This is the first blog. The very first blog. I needed to start doing this, basically, because I want to talk about music and other thing that fall into the category of that which I love, and this is the modern way to do such things. I have a jumbled brain full of media that I have stored up over time like a little chipmunk with its mouth full of food, never knowing when to swallow it. Or spit it out. RockNRollHighSchool is my spitcup.
Right now I am reading Please Kill Me, by Legs McNeil and Gillian McCain, and it's getting me more excited about things that already happened than I ever thought possible. As an oral history, PKM presents the reader with a range of viewpoints excerpted from interviews done mostly in McNeil's Punk Magazine, as well as other publications. It's brilliantly arranged; chronologically grouped by era, leading you through time and telling the stories of the bands that collectively started punk music in New York and the hows, whys and whos of the scene, told through anecdotes of those involved. It makes my heart all atwitter to add the gems which PKM provides to my encyclopedia of useless knowledge. Nico gave Iggy Pop his first case of the clap. The Sex Pistol's song, Pretty Vacant was copied directly from the New York Doll's Blank Generation, after Malcolm McLaren went back to England after managing the Dolls. And so on and so on. Is it weird that this book is changing my life?

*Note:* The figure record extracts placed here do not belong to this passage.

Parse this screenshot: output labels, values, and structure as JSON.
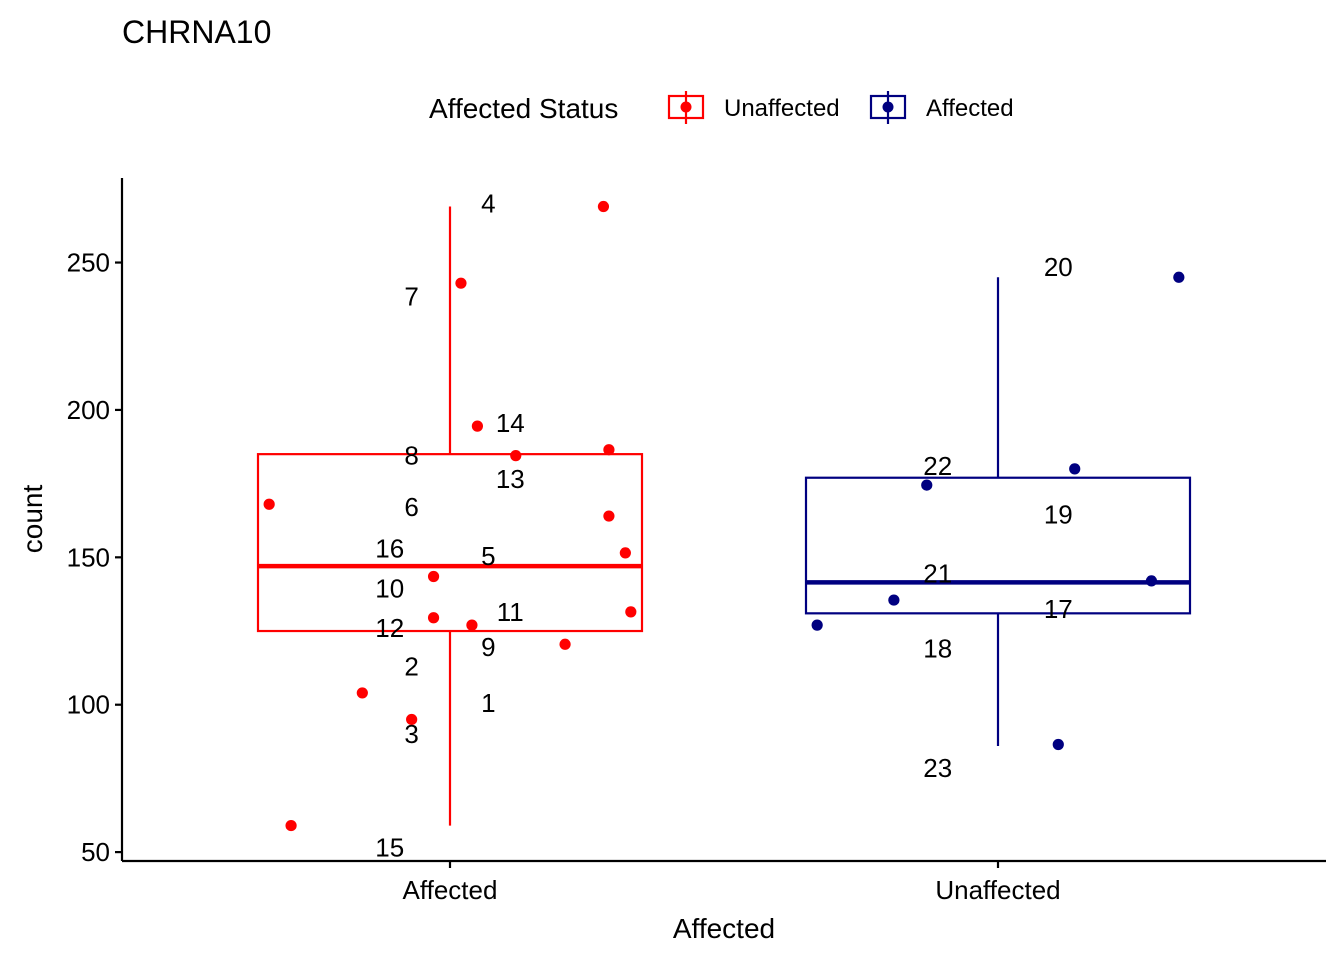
{
  "chart_data": {
    "type": "boxplot",
    "title": "CHRNA10",
    "xlabel": "Affected",
    "ylabel": "count",
    "categories": [
      "Affected",
      "Unaffected"
    ],
    "yticks": [
      50,
      100,
      150,
      200,
      250
    ],
    "ylim": [
      48,
      278
    ],
    "grid": false,
    "legend": {
      "title": "Affected Status",
      "position": "top",
      "entries": [
        {
          "label": "Unaffected",
          "color": "#ff0000"
        },
        {
          "label": "Affected",
          "color": "#000080"
        }
      ]
    },
    "boxes": [
      {
        "category": "Affected",
        "color": "#ff0000",
        "whisker_low": 59,
        "q1": 125,
        "median": 147,
        "q3": 185,
        "whisker_high": 269
      },
      {
        "category": "Unaffected",
        "color": "#000080",
        "whisker_low": 86,
        "q1": 131,
        "median": 141.5,
        "q3": 177,
        "whisker_high": 245
      }
    ],
    "points": [
      {
        "category": "Affected",
        "jitter": 0.28,
        "y": 269,
        "label": "4"
      },
      {
        "category": "Affected",
        "jitter": 0.02,
        "y": 243,
        "label": "7"
      },
      {
        "category": "Affected",
        "jitter": 0.05,
        "y": 194.5,
        "label": "14"
      },
      {
        "category": "Affected",
        "jitter": 0.12,
        "y": 184.5,
        "label": "8"
      },
      {
        "category": "Affected",
        "jitter": 0.29,
        "y": 186.5,
        "label": "13"
      },
      {
        "category": "Affected",
        "jitter": -0.33,
        "y": 168,
        "label": "6"
      },
      {
        "category": "Affected",
        "jitter": 0.29,
        "y": 164,
        "label": "16"
      },
      {
        "category": "Affected",
        "jitter": 0.32,
        "y": 151.5,
        "label": "5"
      },
      {
        "category": "Affected",
        "jitter": -0.03,
        "y": 143.5,
        "label": "10"
      },
      {
        "category": "Affected",
        "jitter": 0.33,
        "y": 131.5,
        "label": "11"
      },
      {
        "category": "Affected",
        "jitter": -0.03,
        "y": 129.5,
        "label": "12"
      },
      {
        "category": "Affected",
        "jitter": 0.04,
        "y": 127,
        "label": "9"
      },
      {
        "category": "Affected",
        "jitter": 0.21,
        "y": 120.5,
        "label": "2"
      },
      {
        "category": "Affected",
        "jitter": -0.16,
        "y": 104,
        "label": "1"
      },
      {
        "category": "Affected",
        "jitter": -0.07,
        "y": 95,
        "label": "3"
      },
      {
        "category": "Affected",
        "jitter": -0.29,
        "y": 59,
        "label": "15"
      },
      {
        "category": "Unaffected",
        "jitter": 0.33,
        "y": 245,
        "label": "20"
      },
      {
        "category": "Unaffected",
        "jitter": 0.14,
        "y": 180,
        "label": "22"
      },
      {
        "category": "Unaffected",
        "jitter": -0.13,
        "y": 174.5,
        "label": "19"
      },
      {
        "category": "Unaffected",
        "jitter": 0.28,
        "y": 142,
        "label": "21"
      },
      {
        "category": "Unaffected",
        "jitter": -0.19,
        "y": 135.5,
        "label": "17"
      },
      {
        "category": "Unaffected",
        "jitter": -0.33,
        "y": 127,
        "label": "18"
      },
      {
        "category": "Unaffected",
        "jitter": 0.11,
        "y": 86.5,
        "label": "23"
      }
    ],
    "labels": [
      {
        "text": "4",
        "category": "Affected",
        "jitter": 0.07,
        "y": 270
      },
      {
        "text": "7",
        "category": "Affected",
        "jitter": -0.07,
        "y": 238.5
      },
      {
        "text": "14",
        "category": "Affected",
        "jitter": 0.11,
        "y": 195.5
      },
      {
        "text": "8",
        "category": "Affected",
        "jitter": -0.07,
        "y": 184.5
      },
      {
        "text": "13",
        "category": "Affected",
        "jitter": 0.11,
        "y": 176.5
      },
      {
        "text": "6",
        "category": "Affected",
        "jitter": -0.07,
        "y": 167
      },
      {
        "text": "16",
        "category": "Affected",
        "jitter": -0.11,
        "y": 153
      },
      {
        "text": "5",
        "category": "Affected",
        "jitter": 0.07,
        "y": 150.5
      },
      {
        "text": "10",
        "category": "Affected",
        "jitter": -0.11,
        "y": 139.5
      },
      {
        "text": "11",
        "category": "Affected",
        "jitter": 0.11,
        "y": 131.5
      },
      {
        "text": "12",
        "category": "Affected",
        "jitter": -0.11,
        "y": 126
      },
      {
        "text": "9",
        "category": "Affected",
        "jitter": 0.07,
        "y": 119.5
      },
      {
        "text": "2",
        "category": "Affected",
        "jitter": -0.07,
        "y": 113
      },
      {
        "text": "1",
        "category": "Affected",
        "jitter": 0.07,
        "y": 100.5
      },
      {
        "text": "3",
        "category": "Affected",
        "jitter": -0.07,
        "y": 90
      },
      {
        "text": "15",
        "category": "Affected",
        "jitter": -0.11,
        "y": 51.5
      },
      {
        "text": "20",
        "category": "Unaffected",
        "jitter": 0.11,
        "y": 248.5
      },
      {
        "text": "22",
        "category": "Unaffected",
        "jitter": -0.11,
        "y": 181
      },
      {
        "text": "19",
        "category": "Unaffected",
        "jitter": 0.11,
        "y": 164.5
      },
      {
        "text": "21",
        "category": "Unaffected",
        "jitter": -0.11,
        "y": 144.5
      },
      {
        "text": "17",
        "category": "Unaffected",
        "jitter": 0.11,
        "y": 132.5
      },
      {
        "text": "18",
        "category": "Unaffected",
        "jitter": -0.11,
        "y": 119
      },
      {
        "text": "23",
        "category": "Unaffected",
        "jitter": -0.11,
        "y": 78.5
      }
    ]
  }
}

I have always been a fan of nostalgic material. When I was a kid I watched Hair and listened to Jimi Hendrix and romanticized on hippiedom, so sure that I was born in the wrong era. I fell for the whole thing so hard. It took me up until I was about 19 or 20 to realize that though the 60's had it's moments, the whole "free love" and "free your mind" axiom was partly a movement and revolution, but also a big excuse for teenagers to dose themselves silly and bang their privates together without feeling remorse due to society's constructs. Fuck the man!! Anyway, even though I am now aware of the tendency for anything that takes a look back on a moment in time to accessorize with rose-colored shades, I still fall for it over and over again. It's hard being a realist and a lover. Please Kill Me is doing it to me again, and forcing me to imagine my own little pseudo- exciting life being retold as an important moment in time to an audience who reveres it as history.
I wonder what percentage of people who take part in these magic moments in cultural history know its going to matter later. With today's instant celebritizing and the narcissism provided by the internet, mostly anyone can deem themselves noteworthy the night after their photo was taken at a club and posted for the world to see. I'm not criticizing it; its the result of technology meeting the social universe. It just makes me curious about who and what will qualify in significant discourse later. The romantic reminiscent inside of me longs for the far more innocent days of art when fame wasn't at the layman's fingertips and people didn't receive so much feedback on themselves... but then again, there goes my blog.